I love love and I love consuming romance in the media because I love people and I love people loving each other. We need more love. We are a love starved generation. We have dozens of TV shows at this point probably of people trying to find love for some prize at the end because we’ve commodified love. We’ve lost the spirit of what it means to love. Love is in small details going out of your way to check on someone being a shoulder for them to lean on being the person they can come talk to allowing yourself to be vulnerable with them allowing yourself to show them the parts you keep hidden from the world. It’s not just about showing them the worst parts of yourself, it’s about saying these are the worst parts of myself and I love myself enough to fix them because I don’t want you to have to put up with the worst parts of myself. It’s an act of choosing to wake up with a smile on your face, even when you don’t wanna get out of bed, because you love yourself enough to be open to the possibilities of the world. Romanticizing love is not just about how it might affect the other person but how it might affect you.

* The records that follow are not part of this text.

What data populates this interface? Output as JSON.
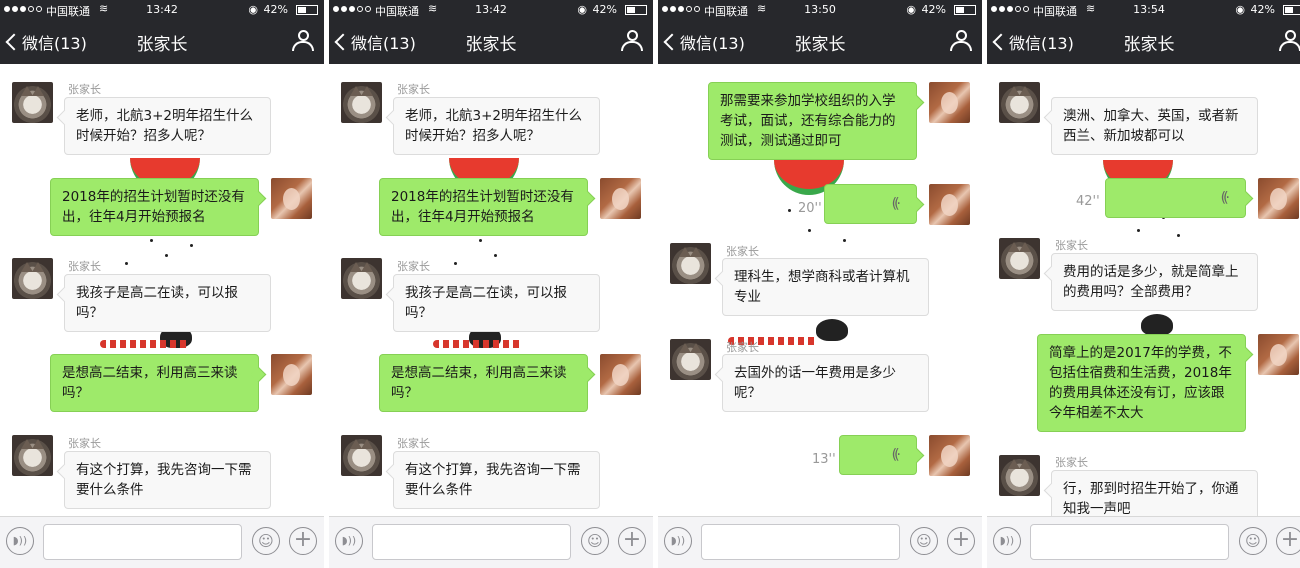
{
  "status": {
    "carrier": "中国联通",
    "battery_text": "42%",
    "battery_level": 0.42
  },
  "navbar": {
    "back_label": "微信(13)",
    "title": "张家长"
  },
  "screens": [
    {
      "time": "13:42",
      "messages": [
        {
          "side": "in",
          "sender": "张家长",
          "text": "老师，北航3+2明年招生什么时候开始？招多人呢？"
        },
        {
          "side": "out",
          "text": "2018年的招生计划暂时还没有出，往年4月开始预报名"
        },
        {
          "side": "in",
          "sender": "张家长",
          "text": "我孩子是高二在读，可以报吗？"
        },
        {
          "side": "out",
          "text": "是想高二结束，利用高三来读吗？"
        },
        {
          "side": "in",
          "sender": "张家长",
          "text": "有这个打算，我先咨询一下需要什么条件"
        }
      ]
    },
    {
      "time": "13:42",
      "messages": [
        {
          "side": "in",
          "sender": "张家长",
          "text": "老师，北航3+2明年招生什么时候开始？招多人呢？"
        },
        {
          "side": "out",
          "text": "2018年的招生计划暂时还没有出，往年4月开始预报名"
        },
        {
          "side": "in",
          "sender": "张家长",
          "text": "我孩子是高二在读，可以报吗？"
        },
        {
          "side": "out",
          "text": "是想高二结束，利用高三来读吗？"
        },
        {
          "side": "in",
          "sender": "张家长",
          "text": "有这个打算，我先咨询一下需要什么条件"
        }
      ]
    },
    {
      "time": "13:50",
      "messages": [
        {
          "side": "out",
          "text": "那需要来参加学校组织的入学考试，面试，还有综合能力的测试，测试通过即可"
        },
        {
          "side": "out",
          "voice": true,
          "duration": "20''"
        },
        {
          "side": "in",
          "sender": "张家长",
          "text": "理科生，想学商科或者计算机专业"
        },
        {
          "side": "in",
          "sender": "张家长",
          "text": "去国外的话一年费用是多少呢？"
        },
        {
          "side": "out",
          "voice": true,
          "duration": "13''"
        }
      ]
    },
    {
      "time": "13:54",
      "messages": [
        {
          "side": "in",
          "sender": "",
          "text": "澳洲、加拿大、英国，或者新西兰、新加坡都可以"
        },
        {
          "side": "out",
          "voice": true,
          "duration": "42''"
        },
        {
          "side": "in",
          "sender": "张家长",
          "text": "费用的话是多少，就是简章上的费用吗？全部费用？"
        },
        {
          "side": "out",
          "text": "简章上的是2017年的学费，不包括住宿费和生活费，2018年的费用具体还没有订，应该跟今年相差不太大"
        },
        {
          "side": "in",
          "sender": "张家长",
          "text": "行，那到时招生开始了，你通知我一声吧"
        }
      ]
    }
  ],
  "inputbar": {
    "voice_icon": "voice-icon",
    "emoji_icon": "emoji-icon",
    "plus_icon": "plus-icon"
  },
  "colors": {
    "bar": "#27282c",
    "out_bubble": "#9eea6a",
    "in_bubble": "#f8f8f8"
  }
}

Romanticizing a love that is not reciprocated is unhealthy. It’s one thing to joke about the what ifs, and have a little fun in the name of delusion, and imagine in a different world, but you exist in this one. You must pull yourself back to reality. There’s nothing more limiting than allowing yourself to be stuck on what is not for you. When you let go of that guy who you let lead you on all summer you invite a world of possibilities. You free yourself from expectations and reservations. you release the notion that maybe there could be something for the reality of a new chapter or journey.
so yes i believe in all consuming and obsessive connections but not at the expense of all the wonder of what life has to offer. the world is constantly changing and evolving and it stops for no one so don’t let your world stop for someone who wouldn’t stop the world for you. have high standards, a backbone, and release yourself from the shackles of needing perfection. when you let fate and luck and a bit of love lead you slowly but surely you find something beyond what you even thought to look for.